No início do século XX o prestígio de Benjamin Rabier era já incontestável, depois da exposição das suas obras no Salon de l’École Française, em 1907, e no Salon du Peuple, que deu origem a um catálogo produzido pelo escritor Guillaume Apollinaire.

A edição de Le Roman de Renard, adaptado por Jeanne Leroy-Allais e ilustrado por Rabier, em 1909, veio juntar-se a Fables de La Fontaine como obras unicamente protagonizadas por animais no historial deste artista, o que marcaria o seu percurso.

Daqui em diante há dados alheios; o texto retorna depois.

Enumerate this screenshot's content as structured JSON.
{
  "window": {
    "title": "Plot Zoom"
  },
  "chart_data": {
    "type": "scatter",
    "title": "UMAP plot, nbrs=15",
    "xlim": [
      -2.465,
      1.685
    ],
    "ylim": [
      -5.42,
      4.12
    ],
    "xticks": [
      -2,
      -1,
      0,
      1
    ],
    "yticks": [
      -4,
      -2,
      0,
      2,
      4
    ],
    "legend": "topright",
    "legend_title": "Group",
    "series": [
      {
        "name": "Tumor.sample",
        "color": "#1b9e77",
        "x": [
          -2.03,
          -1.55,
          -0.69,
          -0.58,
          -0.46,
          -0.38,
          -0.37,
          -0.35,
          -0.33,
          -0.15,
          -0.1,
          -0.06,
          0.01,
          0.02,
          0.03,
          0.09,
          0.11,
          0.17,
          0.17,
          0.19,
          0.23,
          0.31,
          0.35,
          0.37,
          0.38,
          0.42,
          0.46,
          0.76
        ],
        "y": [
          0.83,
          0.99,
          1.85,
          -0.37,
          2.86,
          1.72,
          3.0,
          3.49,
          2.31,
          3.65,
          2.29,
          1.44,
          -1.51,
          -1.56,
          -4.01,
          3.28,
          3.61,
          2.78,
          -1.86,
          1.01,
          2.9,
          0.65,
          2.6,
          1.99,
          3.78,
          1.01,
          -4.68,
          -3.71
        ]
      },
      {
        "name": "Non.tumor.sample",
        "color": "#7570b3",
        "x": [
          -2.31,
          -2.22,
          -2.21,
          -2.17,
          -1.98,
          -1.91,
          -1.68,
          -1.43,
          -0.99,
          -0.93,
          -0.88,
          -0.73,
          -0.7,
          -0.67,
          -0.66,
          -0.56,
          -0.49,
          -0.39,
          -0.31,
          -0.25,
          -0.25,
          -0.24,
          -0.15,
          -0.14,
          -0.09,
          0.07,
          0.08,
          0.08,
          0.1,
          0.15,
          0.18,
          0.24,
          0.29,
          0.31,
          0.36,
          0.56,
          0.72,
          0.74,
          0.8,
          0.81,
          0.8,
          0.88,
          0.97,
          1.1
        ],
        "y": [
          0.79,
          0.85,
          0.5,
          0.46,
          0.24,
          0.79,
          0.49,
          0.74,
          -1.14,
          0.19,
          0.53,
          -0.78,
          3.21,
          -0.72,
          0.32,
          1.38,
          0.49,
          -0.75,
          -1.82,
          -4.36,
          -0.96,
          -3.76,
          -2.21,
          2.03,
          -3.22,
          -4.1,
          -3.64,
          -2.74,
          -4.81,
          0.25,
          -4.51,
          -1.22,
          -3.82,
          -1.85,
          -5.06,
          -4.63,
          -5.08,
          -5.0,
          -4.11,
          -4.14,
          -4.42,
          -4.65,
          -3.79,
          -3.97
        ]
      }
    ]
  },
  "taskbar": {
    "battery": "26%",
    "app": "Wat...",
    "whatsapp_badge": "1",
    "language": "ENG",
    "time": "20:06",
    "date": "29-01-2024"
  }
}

Depois de abandonar o trabalho como subinspetor nos Halles, em 1910, empenhou-se mais na escrita e produção de teatro, de que é exemplo a peça Le Chateau des Loufoques. A resposta aos sucessivos sucessos fez-se anunciar quando foi nomeado Cavaleiro da Legião de Honra em 1913, pela República Francesa. A partir desta época, iniciou uma carreira como ilustrador publicitário, dando primazia à representação animal. Em 1920 criou a sardinha da marca de conservas Béziers e no ano seguinte seria adotado um dos seus animais para ilustrar a marca La Vache qui Rit. De facto, a sua biodiversidade lembrava a escola artística do escultor e investigador Bernard Palissy, que deixou um enorme vestígio na sociedade do século XVI, replicado nos séculos XVIII e XIX.

Durante os anos 1910 criaria filmes animados, ao lado de Émile Cohl. Les Aventures de Clémentine, filme lançado em 1916, foi um passo revolucionário neste género em França. A partir de 1923 até 1939, ano em que Rabier morreu, a 10 de outubro, o autor produziu os dezasseis álbuns das aventuras do pato Gedéon. Foi durante essa época, em 1924, que ilustrou o Romance da Raposa, da autoria de Aquilino Ribeiro.